I always say great conversations start with a question, and this one was offered up to me recently and it really got me thinking . . . . .   Why should we do an employee survey?

Let me first state a couple of core beliefs I have about employee surveys.

First, talent management is about having great conversations.  Conversations are a place where two people come together and do equal amounts of listening and sharing.   To accomplish it, great conversations start with a question.  Especially for people in power (leaders, parents, etc.),  before you respond to anything you need to know what the other person is thinking and/or feeling.  As soon as your opinion hits the table, it changes the conversation.  Culture is built one relationship at a time, so doing this listening / sharing / conversation thing well is critical to people feeling good about their role, feeling part of something special, knowing what they need to be working on, etc  .  .  .   FYI – this is often called Employee Engagement.

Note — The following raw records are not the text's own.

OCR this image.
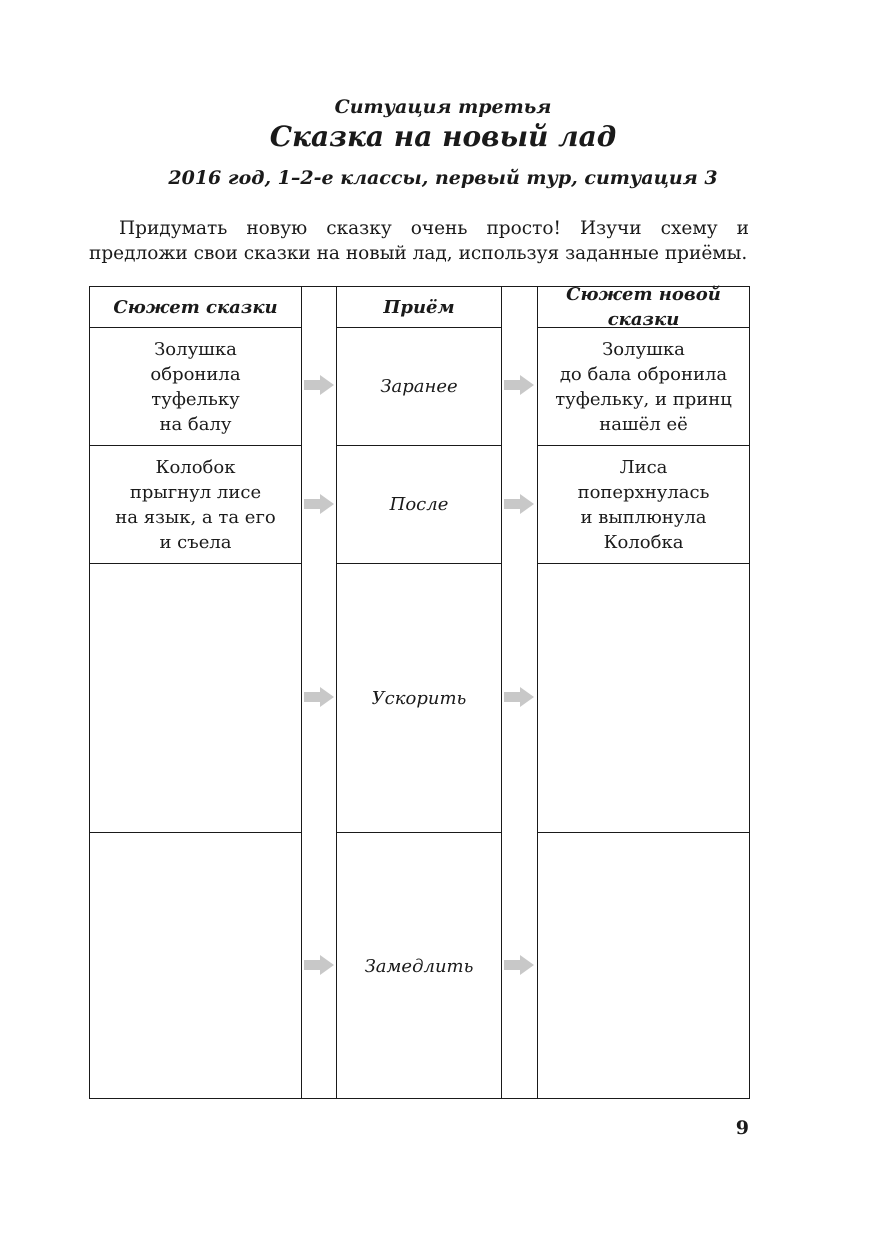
Ситуация третья
Сказка на новый лад
2016 год, 1–2-е классы, первый тур, ситуация 3
Придумать новую сказку очень просто! Изучи схему и предложи свои сказки на новый лад, используя заданные приёмы.
Сюжет сказки
Золушка
обронила
туфельку
на балу
Колобок
прыгнул лисе
на язык, а та его
и съела
Приём
Заранее
После
Ускорить
Замедлить
Сюжет новой сказки
Золушка
до бала обронила
туфельку, и принц
нашёл её
Лиса
поперхнулась
и выплюнула
Колобка
9
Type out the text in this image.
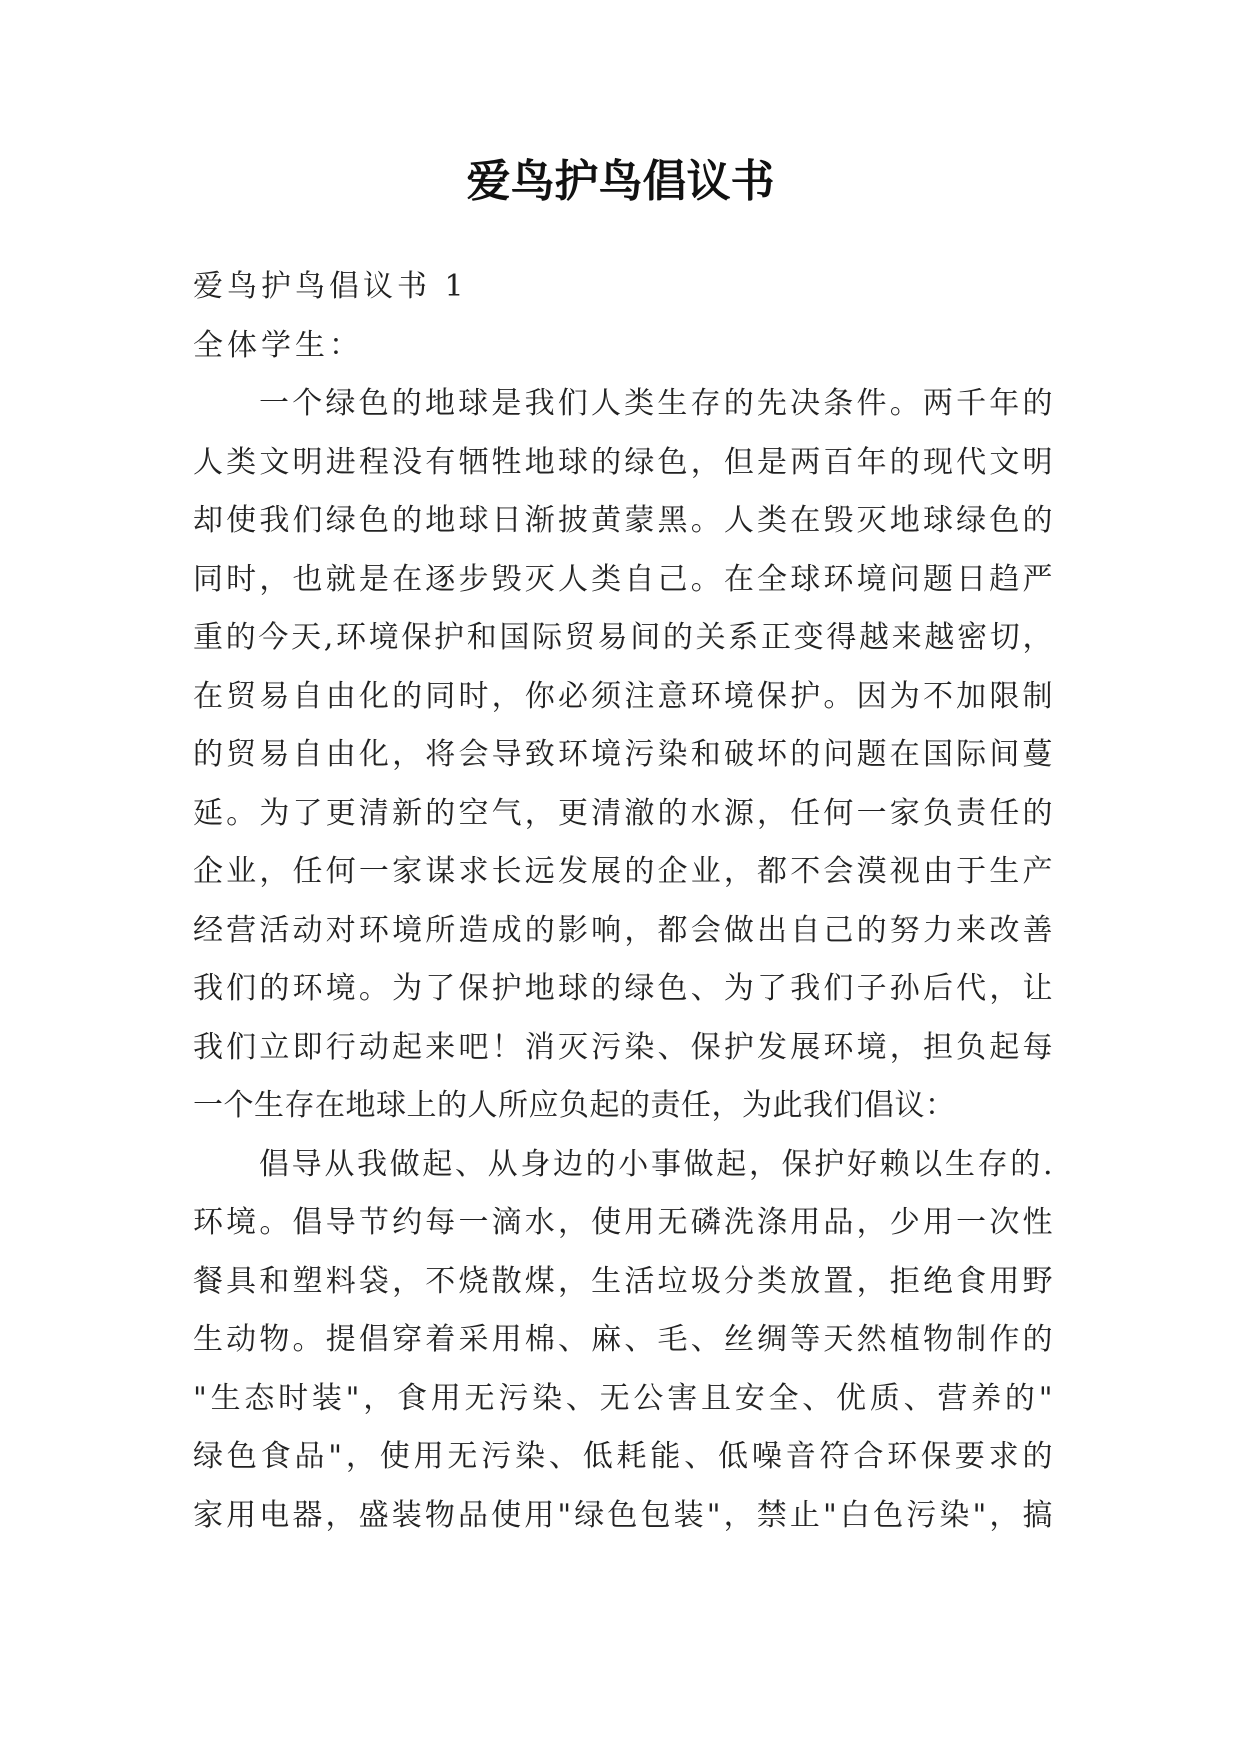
爱鸟护鸟倡议书

爱鸟护鸟倡议书 1

全体学生：

一个绿色的地球是我们人类生存的先决条件。两千年的
人类文明进程没有牺牲地球的绿色，但是两百年的现代文明
却使我们绿色的地球日渐披黄蒙黑。人类在毁灭地球绿色的
同时，也就是在逐步毁灭人类自己。在全球环境问题日趋严
重的今天,环境保护和国际贸易间的关系正变得越来越密切，
在贸易自由化的同时，你必须注意环境保护。因为不加限制
的贸易自由化，将会导致环境污染和破坏的问题在国际间蔓
延。为了更清新的空气，更清澈的水源，任何一家负责任的
企业，任何一家谋求长远发展的企业，都不会漠视由于生产
经营活动对环境所造成的影响，都会做出自己的努力来改善
我们的环境。为了保护地球的绿色、为了我们子孙后代，让
我们立即行动起来吧！消灭污染、保护发展环境，担负起每
一个生存在地球上的人所应负起的责任，为此我们倡议：
倡导从我做起、从身边的小事做起，保护好赖以生存的.
环境。倡导节约每一滴水，使用无磷洗涤用品，少用一次性
餐具和塑料袋，不烧散煤，生活垃圾分类放置，拒绝食用野
生动物。提倡穿着采用棉、麻、毛、丝绸等天然植物制作的
"生态时装"，食用无污染、无公害且安全、优质、营养的"
绿色食品"，使用无污染、低耗能、低噪音符合环保要求的
家用电器，盛装物品使用"绿色包装"，禁止"白色污染"，搞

Secondly, an employee survey is the leadership team asking two general questions of each person in their organization:  How are you feeling?  How are we doing as leaders?  When the answers are rolled up by team, division, entire organization, some great things emerge (your organizational strengths) and some themes that point you towards areas where you can improve your culture / leadership also emerge.  What you do with those answers tells the organization you are listening, and ultimately makes people FEEL like someone is listening to them and willing to respond to their feedback. (ie.  your opinion matters)  The debrief is to find a way to start another conversation to establish some priorities around  – What do we need to KEEP doing?  What do we need to START doing?  What do we need to STOP doing?  Notice I always use WE because this is not a leadership to do list.  Culture is everyone working to make your organization a special place to work.

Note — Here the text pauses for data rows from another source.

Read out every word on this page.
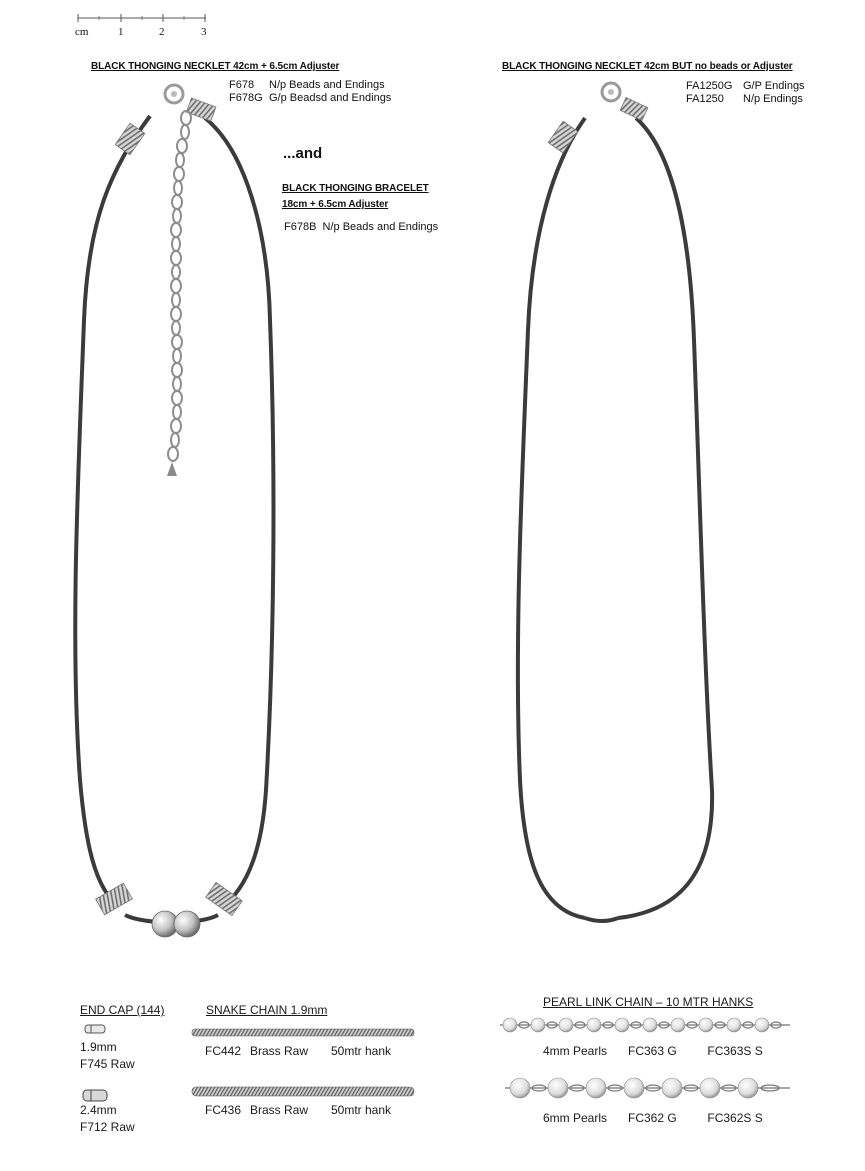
cm	1	2	3
BLACK THONGING NECKLET 42cm + 6.5cm Adjuster
F678 N/p Beads and Endings
F678G G/p Beadsd and Endings
...and
BLACK THONGING BRACELET
18cm + 6.5cm Adjuster
F678B N/p Beads and Endings
BLACK THONGING NECKLET 42cm BUT no beads or Adjuster
FA1250G G/P Endings
FA1250 N/p Endings
END CAP (144)
1.9mm
F745 Raw
2.4mm
F712 Raw
SNAKE CHAIN 1.9mm
FC442 Brass Raw 50mtr hank
FC436 Brass Raw 50mtr hank
PEARL LINK CHAIN – 10 MTR HANKS
4mm Pearls FC363 G	FC363S S
6mm Pearls FC362 G	FC362S S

Here are a few questions that I ask clients:

Q1: Give me your gut answer – Why do you think you need to do one?  What would you want out of a survey?

 Take a look at the answer and if contains any messages like “have to” or “always done one” or “they did one so we should” then I would recommend thinking through it a little more. By themselves, these are the wrong reasons.

Was one of your answers to the second question “to identify ineffective leaders”?   Safety is critical in these surveys, and leadership effectiveness should be measured by performance of the team (metrics) and cultural fit (which can be assessed by a survey).  If your metrics and/or accountability for performance are weak, a survey is not the place to start.  Focus your efforts on one on one ongoing management conversations and your annual performance conversations.

If your answer to the second question is rooted in a discontent that you are feeling or you have had some surprises in outlying divisions where key people have left suddenly that surprised you but did not surprise the people that were left (or maybe they were thankful), then there is probably an issue in how effectively the leadership team is in listening to the entire organization and identifying opportunities to strengthen culture.  Any employee survey can help address this, and an ROI number can probably be determined.

Q2:  What do you think you do well as leaders?  What makes this place special?

Q3:  How do you think your people would answer the above Q2 questions?  What is your confidence level, based on your current habits around leaders listening to concerns AND cascading those positive and negative themes up the organization so the leadership team can continue to maintain/build culture through strategy?

Q4:  Is that confidence level from Q3 good enough for you to say you are effectively listening to your people? 

If yes, spend your time and resources somewhere else. 

If NO, then a survey can help you listen and put some reasons around both the positive and the negative vibes you are getting from your people.

A few comments to those organizations that are growing quickly . . . . . .

My experience is that there are two things that get in the way of listening well – growth (bigger and locations) and management layers.  If you have 4+ locations it is difficult for any leader to get there often enough to establish the familiarity and relationships with the team so they can get an accurate reading of what people are feeling.  Habits like monthly breakfasts with groups, showing up at lunch and sitting with different people weekly (or daily) are all habits that replace the need for surveys.  This is just not a CEO habit, but a habit for all executive leaders.

Management layers make it difficult for accurate information to move up the organization.  If you have 4 or more layers of management (CEO – frontline supervisor) it is hard to move opinions/feedback up and down the organization effectively.  Remember the telephone game as kids?  A message gets passed around a circle until the person who started the message gets it back.  Is the end message ever the same as when it started?  Rarely.  Hmmmmm . . . . . .    Layers create the same situation.  If you have 4 or more layers of management it makes listening and reacting a little bit like the telephone game.

So the bottom line is that the answer to Do we need to do a survey is . . . . It depends.

What other reasons or resources would you add to this post based on your experience?